La « force de frappe » avait d'abord été l’affaire de la droite. Être de gauche c'était clairement être contre la bombe. Dans le programme de gouvernement du parti socialiste présenté en 1972 par François Mitterrand sous le titre « Changer la vie », on lisait : « Dès son accession au pouvoir, le gouvernement de gauche devra prendre la décision d'interrompre la construction de la force de frappe (souligné dans le texte).
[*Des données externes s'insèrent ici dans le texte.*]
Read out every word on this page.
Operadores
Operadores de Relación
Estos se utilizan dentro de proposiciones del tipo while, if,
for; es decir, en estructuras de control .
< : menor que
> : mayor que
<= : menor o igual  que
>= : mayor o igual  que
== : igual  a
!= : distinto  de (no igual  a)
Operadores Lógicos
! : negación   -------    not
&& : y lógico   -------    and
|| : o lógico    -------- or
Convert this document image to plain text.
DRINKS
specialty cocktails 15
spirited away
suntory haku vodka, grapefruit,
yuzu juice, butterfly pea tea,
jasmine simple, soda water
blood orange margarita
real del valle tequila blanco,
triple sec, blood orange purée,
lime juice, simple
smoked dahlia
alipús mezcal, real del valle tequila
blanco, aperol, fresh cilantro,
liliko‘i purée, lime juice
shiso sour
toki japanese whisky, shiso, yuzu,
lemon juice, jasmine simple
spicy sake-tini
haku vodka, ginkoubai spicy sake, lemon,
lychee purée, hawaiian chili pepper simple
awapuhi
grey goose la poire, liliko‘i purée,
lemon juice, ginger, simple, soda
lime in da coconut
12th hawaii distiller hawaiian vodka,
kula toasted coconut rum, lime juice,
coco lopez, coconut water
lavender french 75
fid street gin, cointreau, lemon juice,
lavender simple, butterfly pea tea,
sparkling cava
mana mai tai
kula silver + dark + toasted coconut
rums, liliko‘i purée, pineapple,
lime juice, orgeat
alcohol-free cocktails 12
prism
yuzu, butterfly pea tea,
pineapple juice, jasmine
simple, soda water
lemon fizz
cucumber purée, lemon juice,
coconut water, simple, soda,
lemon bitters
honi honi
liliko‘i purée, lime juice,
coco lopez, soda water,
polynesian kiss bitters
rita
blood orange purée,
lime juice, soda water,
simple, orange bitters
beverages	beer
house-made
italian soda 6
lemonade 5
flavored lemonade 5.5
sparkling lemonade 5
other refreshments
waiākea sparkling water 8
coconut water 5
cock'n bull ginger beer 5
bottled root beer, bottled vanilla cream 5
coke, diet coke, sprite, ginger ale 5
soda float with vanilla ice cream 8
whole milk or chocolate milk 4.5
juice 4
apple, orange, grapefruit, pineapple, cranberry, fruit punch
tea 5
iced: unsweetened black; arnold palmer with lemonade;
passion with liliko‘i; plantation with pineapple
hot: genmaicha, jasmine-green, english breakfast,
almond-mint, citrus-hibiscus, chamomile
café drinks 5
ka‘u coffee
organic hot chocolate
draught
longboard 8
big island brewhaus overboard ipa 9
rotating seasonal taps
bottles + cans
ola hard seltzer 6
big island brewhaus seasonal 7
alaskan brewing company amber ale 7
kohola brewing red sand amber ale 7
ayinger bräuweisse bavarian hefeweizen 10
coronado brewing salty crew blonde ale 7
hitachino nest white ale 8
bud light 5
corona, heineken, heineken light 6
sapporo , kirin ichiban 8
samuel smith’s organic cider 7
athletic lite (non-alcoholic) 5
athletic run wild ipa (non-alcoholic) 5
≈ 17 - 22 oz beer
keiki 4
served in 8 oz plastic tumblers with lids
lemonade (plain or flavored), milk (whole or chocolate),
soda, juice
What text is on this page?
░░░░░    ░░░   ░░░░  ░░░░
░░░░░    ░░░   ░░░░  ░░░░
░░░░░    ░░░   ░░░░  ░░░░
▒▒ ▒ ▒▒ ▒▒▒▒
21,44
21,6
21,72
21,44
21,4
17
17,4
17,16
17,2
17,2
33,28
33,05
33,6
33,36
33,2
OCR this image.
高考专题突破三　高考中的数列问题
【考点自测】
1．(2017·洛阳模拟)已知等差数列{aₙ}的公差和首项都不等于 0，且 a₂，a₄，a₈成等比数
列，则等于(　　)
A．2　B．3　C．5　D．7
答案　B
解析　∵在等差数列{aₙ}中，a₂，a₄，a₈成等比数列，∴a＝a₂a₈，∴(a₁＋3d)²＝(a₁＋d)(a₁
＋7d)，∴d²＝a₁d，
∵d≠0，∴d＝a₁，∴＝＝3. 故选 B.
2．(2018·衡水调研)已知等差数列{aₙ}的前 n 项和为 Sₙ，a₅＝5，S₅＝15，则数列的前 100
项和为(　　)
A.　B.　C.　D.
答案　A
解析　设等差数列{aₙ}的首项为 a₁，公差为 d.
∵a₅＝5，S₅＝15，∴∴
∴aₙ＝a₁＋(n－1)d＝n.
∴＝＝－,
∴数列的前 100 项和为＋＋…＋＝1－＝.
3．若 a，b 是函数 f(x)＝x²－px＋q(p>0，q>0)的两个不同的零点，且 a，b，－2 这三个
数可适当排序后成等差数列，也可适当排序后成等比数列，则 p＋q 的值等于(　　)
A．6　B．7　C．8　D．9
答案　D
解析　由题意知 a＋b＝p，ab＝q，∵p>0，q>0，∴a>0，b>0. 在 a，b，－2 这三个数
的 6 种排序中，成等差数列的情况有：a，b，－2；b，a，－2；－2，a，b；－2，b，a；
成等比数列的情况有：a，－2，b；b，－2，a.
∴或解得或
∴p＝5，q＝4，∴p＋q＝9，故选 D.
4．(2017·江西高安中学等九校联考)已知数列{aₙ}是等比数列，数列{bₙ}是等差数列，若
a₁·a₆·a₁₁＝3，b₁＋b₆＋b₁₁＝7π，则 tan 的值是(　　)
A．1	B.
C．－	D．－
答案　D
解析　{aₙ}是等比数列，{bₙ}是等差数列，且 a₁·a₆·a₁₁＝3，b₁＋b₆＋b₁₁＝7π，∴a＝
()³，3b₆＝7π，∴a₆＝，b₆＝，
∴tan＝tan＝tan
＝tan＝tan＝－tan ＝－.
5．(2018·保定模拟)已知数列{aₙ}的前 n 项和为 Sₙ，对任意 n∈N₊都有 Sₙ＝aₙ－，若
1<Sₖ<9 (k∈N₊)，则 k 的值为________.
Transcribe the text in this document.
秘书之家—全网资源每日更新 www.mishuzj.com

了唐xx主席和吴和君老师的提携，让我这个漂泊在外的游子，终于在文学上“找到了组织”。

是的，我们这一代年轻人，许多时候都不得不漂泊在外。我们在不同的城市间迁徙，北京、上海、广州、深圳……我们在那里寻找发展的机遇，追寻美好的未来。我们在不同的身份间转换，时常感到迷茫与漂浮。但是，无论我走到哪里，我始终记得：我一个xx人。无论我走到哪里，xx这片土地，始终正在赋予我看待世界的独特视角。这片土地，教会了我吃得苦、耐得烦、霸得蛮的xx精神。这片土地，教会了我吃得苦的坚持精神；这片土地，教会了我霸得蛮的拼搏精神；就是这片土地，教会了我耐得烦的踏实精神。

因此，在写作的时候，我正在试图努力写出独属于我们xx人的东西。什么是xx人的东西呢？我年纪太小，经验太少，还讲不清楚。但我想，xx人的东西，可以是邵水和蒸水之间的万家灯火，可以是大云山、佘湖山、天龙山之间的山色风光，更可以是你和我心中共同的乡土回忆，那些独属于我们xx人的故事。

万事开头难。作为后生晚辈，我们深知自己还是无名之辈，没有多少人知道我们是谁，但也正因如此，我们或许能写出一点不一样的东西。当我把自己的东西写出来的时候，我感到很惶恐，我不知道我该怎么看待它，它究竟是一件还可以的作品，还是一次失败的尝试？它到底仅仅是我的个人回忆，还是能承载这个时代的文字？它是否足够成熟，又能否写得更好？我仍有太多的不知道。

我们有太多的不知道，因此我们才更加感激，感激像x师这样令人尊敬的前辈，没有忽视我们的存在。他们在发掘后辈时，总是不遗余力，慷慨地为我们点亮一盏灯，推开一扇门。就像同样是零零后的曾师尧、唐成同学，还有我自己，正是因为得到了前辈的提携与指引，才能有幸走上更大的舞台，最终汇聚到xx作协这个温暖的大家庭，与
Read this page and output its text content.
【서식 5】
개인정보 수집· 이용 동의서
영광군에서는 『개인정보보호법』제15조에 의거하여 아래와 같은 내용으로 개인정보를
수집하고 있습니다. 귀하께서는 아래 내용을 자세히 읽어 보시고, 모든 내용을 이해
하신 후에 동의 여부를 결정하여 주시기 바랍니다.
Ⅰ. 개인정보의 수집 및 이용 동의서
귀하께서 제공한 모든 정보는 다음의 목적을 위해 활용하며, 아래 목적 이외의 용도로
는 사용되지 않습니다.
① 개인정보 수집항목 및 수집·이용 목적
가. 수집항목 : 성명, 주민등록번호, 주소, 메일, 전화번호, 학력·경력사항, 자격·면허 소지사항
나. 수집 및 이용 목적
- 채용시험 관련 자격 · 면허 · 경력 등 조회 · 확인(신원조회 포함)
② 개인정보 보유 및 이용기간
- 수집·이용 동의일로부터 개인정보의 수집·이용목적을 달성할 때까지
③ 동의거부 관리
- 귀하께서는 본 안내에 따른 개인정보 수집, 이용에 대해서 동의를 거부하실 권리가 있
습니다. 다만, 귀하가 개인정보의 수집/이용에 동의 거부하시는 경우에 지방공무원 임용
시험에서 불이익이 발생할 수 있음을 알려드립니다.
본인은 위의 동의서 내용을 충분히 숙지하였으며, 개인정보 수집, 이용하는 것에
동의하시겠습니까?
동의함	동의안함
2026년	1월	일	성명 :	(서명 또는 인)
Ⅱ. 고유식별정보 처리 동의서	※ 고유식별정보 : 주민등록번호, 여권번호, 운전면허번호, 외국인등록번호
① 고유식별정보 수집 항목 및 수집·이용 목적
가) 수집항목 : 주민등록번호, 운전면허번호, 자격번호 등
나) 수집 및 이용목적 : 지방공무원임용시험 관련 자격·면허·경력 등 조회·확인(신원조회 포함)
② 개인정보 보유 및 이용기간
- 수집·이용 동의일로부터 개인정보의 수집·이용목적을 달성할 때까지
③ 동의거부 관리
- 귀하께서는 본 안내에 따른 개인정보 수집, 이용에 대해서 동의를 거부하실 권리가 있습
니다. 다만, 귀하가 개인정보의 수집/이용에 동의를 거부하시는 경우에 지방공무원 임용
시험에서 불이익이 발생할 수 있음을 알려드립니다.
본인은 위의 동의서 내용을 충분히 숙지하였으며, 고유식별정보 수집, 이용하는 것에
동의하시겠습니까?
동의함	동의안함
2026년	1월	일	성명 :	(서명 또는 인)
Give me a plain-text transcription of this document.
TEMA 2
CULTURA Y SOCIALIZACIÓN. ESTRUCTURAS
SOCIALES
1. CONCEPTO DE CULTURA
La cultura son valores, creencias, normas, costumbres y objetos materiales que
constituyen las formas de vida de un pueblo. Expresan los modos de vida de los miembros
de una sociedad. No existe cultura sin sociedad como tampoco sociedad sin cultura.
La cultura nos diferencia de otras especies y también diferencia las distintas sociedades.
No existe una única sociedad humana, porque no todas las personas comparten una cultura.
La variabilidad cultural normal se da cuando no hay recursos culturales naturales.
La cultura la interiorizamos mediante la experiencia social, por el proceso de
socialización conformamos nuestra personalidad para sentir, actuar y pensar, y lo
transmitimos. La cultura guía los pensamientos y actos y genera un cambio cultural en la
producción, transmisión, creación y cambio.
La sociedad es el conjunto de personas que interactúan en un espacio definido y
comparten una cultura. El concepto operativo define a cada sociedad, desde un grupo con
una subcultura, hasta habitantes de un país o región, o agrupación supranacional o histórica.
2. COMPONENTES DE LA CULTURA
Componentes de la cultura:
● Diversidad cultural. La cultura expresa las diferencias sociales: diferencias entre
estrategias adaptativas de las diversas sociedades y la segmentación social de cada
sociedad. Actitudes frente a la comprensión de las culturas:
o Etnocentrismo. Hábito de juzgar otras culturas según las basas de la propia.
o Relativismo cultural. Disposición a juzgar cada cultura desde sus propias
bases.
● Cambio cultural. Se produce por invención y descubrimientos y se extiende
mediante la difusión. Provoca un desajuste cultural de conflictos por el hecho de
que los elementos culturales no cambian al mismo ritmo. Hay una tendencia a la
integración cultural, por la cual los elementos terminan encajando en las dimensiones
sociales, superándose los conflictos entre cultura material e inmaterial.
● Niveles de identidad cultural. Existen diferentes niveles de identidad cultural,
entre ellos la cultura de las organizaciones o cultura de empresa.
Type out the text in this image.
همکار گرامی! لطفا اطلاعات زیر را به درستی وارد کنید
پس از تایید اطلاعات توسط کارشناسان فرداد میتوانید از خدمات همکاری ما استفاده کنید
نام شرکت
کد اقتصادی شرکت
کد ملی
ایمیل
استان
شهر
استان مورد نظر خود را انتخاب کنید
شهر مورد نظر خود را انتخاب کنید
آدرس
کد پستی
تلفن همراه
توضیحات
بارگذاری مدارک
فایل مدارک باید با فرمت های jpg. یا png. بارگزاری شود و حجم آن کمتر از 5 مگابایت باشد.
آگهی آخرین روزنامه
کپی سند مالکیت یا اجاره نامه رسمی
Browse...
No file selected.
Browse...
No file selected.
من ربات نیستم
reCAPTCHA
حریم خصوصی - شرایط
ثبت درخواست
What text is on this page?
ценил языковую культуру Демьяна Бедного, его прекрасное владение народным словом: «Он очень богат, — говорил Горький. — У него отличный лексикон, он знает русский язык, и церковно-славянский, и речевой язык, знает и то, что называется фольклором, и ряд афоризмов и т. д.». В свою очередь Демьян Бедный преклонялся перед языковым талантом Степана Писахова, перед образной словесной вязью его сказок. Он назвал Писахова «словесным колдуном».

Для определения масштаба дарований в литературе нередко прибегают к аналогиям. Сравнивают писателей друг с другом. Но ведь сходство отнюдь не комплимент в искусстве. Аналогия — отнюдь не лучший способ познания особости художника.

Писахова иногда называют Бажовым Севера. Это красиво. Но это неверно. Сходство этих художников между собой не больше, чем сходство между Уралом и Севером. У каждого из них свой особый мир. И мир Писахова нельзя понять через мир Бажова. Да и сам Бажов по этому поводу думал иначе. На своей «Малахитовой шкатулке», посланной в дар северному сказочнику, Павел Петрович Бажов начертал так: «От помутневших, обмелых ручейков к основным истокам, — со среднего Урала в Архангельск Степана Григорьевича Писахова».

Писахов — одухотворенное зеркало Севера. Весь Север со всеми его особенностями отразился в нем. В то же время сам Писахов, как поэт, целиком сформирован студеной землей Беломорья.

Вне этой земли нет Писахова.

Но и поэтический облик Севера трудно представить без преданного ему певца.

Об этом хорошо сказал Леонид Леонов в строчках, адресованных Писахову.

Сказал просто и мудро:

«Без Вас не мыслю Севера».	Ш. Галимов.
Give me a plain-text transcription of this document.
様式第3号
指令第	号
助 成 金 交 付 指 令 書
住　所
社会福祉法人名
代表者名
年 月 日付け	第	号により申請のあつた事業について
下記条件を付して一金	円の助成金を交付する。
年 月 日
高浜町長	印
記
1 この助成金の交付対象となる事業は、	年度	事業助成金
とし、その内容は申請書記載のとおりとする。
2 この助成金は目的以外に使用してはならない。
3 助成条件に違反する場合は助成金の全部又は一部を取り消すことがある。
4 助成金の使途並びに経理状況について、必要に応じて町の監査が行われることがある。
Cela se traduira immédiatement par l'arrêt des expériences nucléaires et l'adhésion de la France aux traités d'interdiction des explosions nucléaires et de non dissémination des armements nucléaires ». Le programme commun de gouvernement signé avec le parti communiste était tout aussi explicite. « Renoncement à la force de frappe nucléaire stratégique sous quelque forme que ce soit ; arrêt immédiat de la fabrication de la force de frappe française ». En 1973 Georges Marchais enfonçait le clou dans son « Défi Démocratique ». « En vérité, la force de frappe nucléaire est dangereuse, inutile, ruineuse pour le pays » écrivait-il, avec entre autres arguments son inefficacité face aux moyens d'attaque et de protection dont disposent les grandes puissances nucléaires, à savoir l'URSS et les USA. « Enfin et surtout », ajoutait-il, « la valeur de dissuasion de cette menace est nulle, car l'utilisation de l'arme nucléaire provoquerait aussitôt une riposte qui aboutirait à la destruction de la France étant donné l'exiguïté relative de notre territoire et la densité de la population ». Comment ne pas approuver ces différentes positions. Oui, être de gauche c'était alors refuser la course aux armements nucléaires et être, en ce sens, fidèle aux enseignements pacifistes de Jaurès.
 

 

Pourtant, en 1977, la gauche change de camp. Et c'est d’abord le Parti Communiste qui se renie à la suite du rapport présenté, dans le huis-clos du comité central, par Jean Kanapa, le « ministre des affaires étrangères » du parti. Georges Marchais, son secrétaire général, le fait savoir avec l’énergie d’un néo-converti : « j'ai consulté des spécialistes ; ils estiment que notre armée conventionnelle ne résisterait pas trois jours ; nous nous sommes donc par conséquent prononcés pour le maintien de la force de frappe nucléaire ». Reste aux adhérents à avaler la pilule. Ils seront peu nombreux à dénoncer le putsch idéologique mené par leurs dirigeants.

 

 

Bonne nouvelle pour le Parti Socialiste. En interne Charles Hernu et Jean-Pierre Chevènement avaient déjà préparé le terrain. En 1978, le PS peut annoncer à son tour sa conversion. Mitterrand en fera un des thèmes de sa campagne pour les présidentielles.
 

 

La lutte repose donc à présent sur les épaules de ces militants qui ont osé affronter la version « civile » du lobby nucléaire et devront à présent engager le combat contre sa version militaire, étant bien conscients, déjà depuis longtemps, que les deux volets sont liés.

 

Une manifestation avait donc été programmée dans la presqu’île de Crozon pour le 27 juin avant même l'élection présidentielle, l'élection de Mitterrand ne changeait rien à la décision.

 

 

1500 manifestants entre Crozon et Morgat.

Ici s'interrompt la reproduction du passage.